Me tendió la ficha y la examiné. Los números se entendían perfectamente. El apartado de correos era el 2321. Me aterró pensar en la contabilidad que se debía llevar en aquella oficina.
– ¿Tuvo usted mucho trato con el señor Fortuny en vida? -pregunté.
– De aquella manera. Un hombre muy austero. Me acuerdo de que, cuando me enteré de que la francesa le había dejado, le invité a venirse de putas con unos amiguetes aquí a un local fabuloso que conozco al lado de La Paloma. Para que se animase, ¿eh?, nada más. Y mire usted que dejó de dirigirme la palabra y de saludarme por la calle, como si fuese invisible. ¿Qué le parece?
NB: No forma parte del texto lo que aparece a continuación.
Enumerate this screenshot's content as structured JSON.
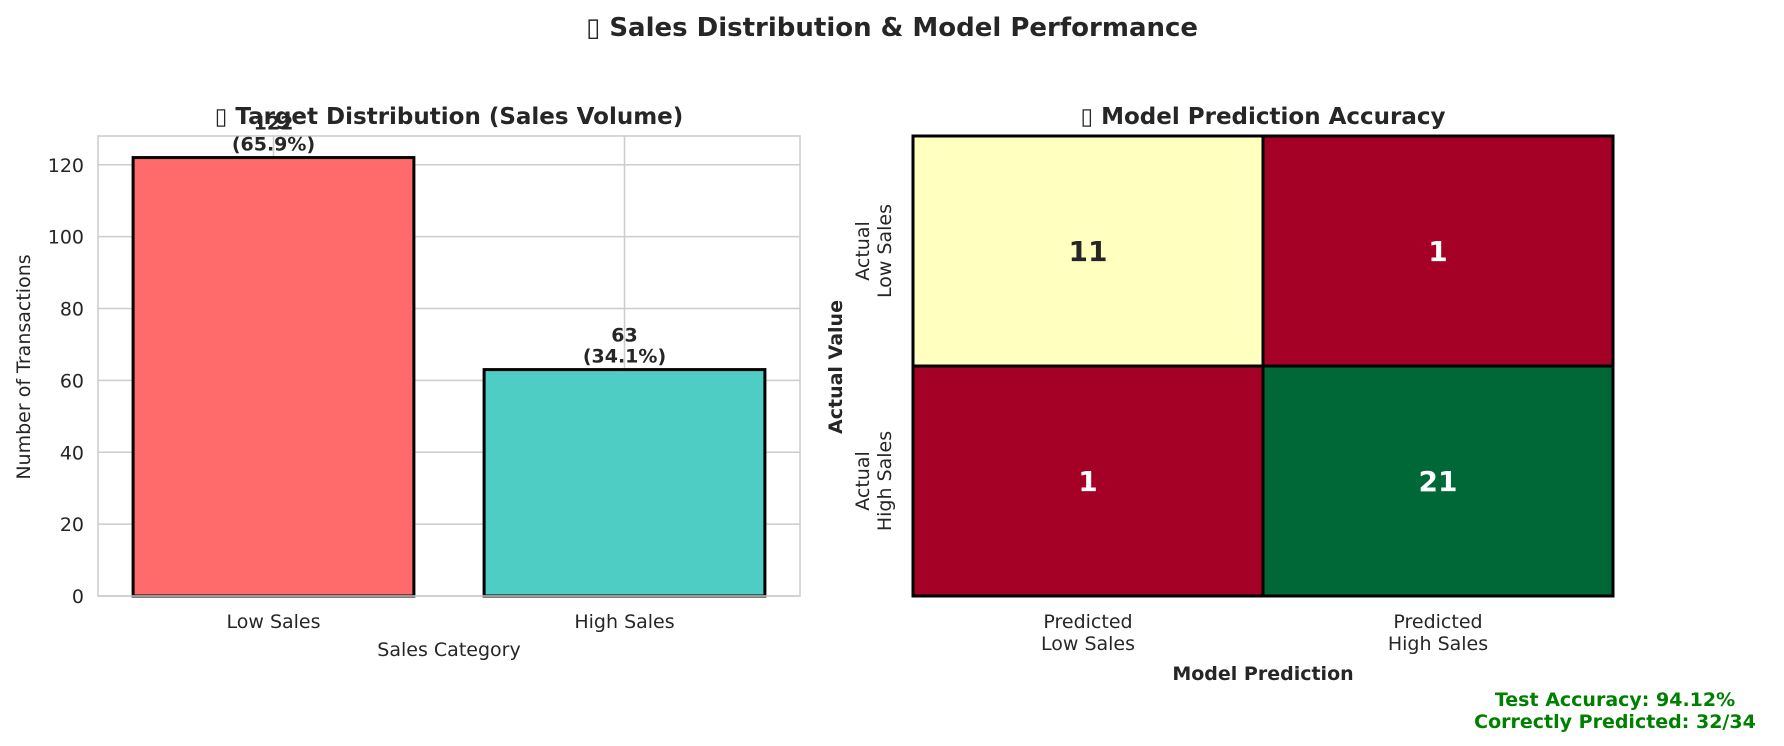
{
  "figure": {
    "title": "▯ Sales Distribution & Model Performance",
    "accuracy_text": "Test Accuracy: 94.12%",
    "correct_text": "Correctly Predicted: 32/34"
  },
  "chart_data": [
    {
      "type": "bar",
      "title": "▯ Target Distribution (Sales Volume)",
      "xlabel": "Sales Category",
      "ylabel": "Number of Transactions",
      "categories": [
        "Low Sales",
        "High Sales"
      ],
      "values": [
        122,
        63
      ],
      "percent_labels": [
        "(65.9%)",
        "(34.1%)"
      ],
      "ylim": [
        0,
        128
      ],
      "yticks": [
        0,
        20,
        40,
        60,
        80,
        100,
        120
      ],
      "colors": [
        "#ff6b6b",
        "#4ecdc4"
      ],
      "grid": true
    },
    {
      "type": "heatmap",
      "title": "▯ Model Prediction Accuracy",
      "xlabel": "Model Prediction",
      "ylabel": "Actual Value",
      "x_categories": [
        [
          "Predicted",
          "Low Sales"
        ],
        [
          "Predicted",
          "High Sales"
        ]
      ],
      "y_categories": [
        [
          "Actual",
          "Low Sales"
        ],
        [
          "Actual",
          "High Sales"
        ]
      ],
      "values": [
        [
          11,
          1
        ],
        [
          1,
          21
        ]
      ],
      "cell_colors": [
        [
          "#ffffbf",
          "#a50026"
        ],
        [
          "#a50026",
          "#006837"
        ]
      ],
      "text_colors": [
        [
          "#262626",
          "#ffffff"
        ],
        [
          "#ffffff",
          "#ffffff"
        ]
      ]
    }
  ],
  "colors": {
    "accent_green": "#008000",
    "text": "#262626",
    "grid": "#cccccc"
  }
}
– Me deja usted de piedra. ¿Qué más puede contarme de la familia Fortuny? ¿Les recuerda usted bien?
– Eran otros tiempos -musitó con nostalgia-. Lo cierto es que yo conocía ya al abuelo Fortuny, que fundó la sombrerería. Del hijo, qué le voy a contar. Ella, eso sí, estaba de miedo. Qué mujer. Y honrada, ¿eh?, pese a todos los rumores y habladurías que corrían por ahí…
– ¿Como el de que Julián no era hijo legítimo del señor Fortuny?
– ¿Y usted dónde ha oído eso?
– Como le dije, soy de la familia. Todo se sabe.
– De todo eso nunca se probó nada.
– Pero se habló -invité.
– La gente le da al pico que es un contento. El hombre no viene del mono, viene de la gallina.
– ¿Y qué decía la gente?
– ¿Le apetece a usted una copita de ron? Es de Igualada, pero tiene una chispilla caribeña… Está buenísimo.
– No, gracias, pero yo le acompaño. Vaya contándome mientras tanto…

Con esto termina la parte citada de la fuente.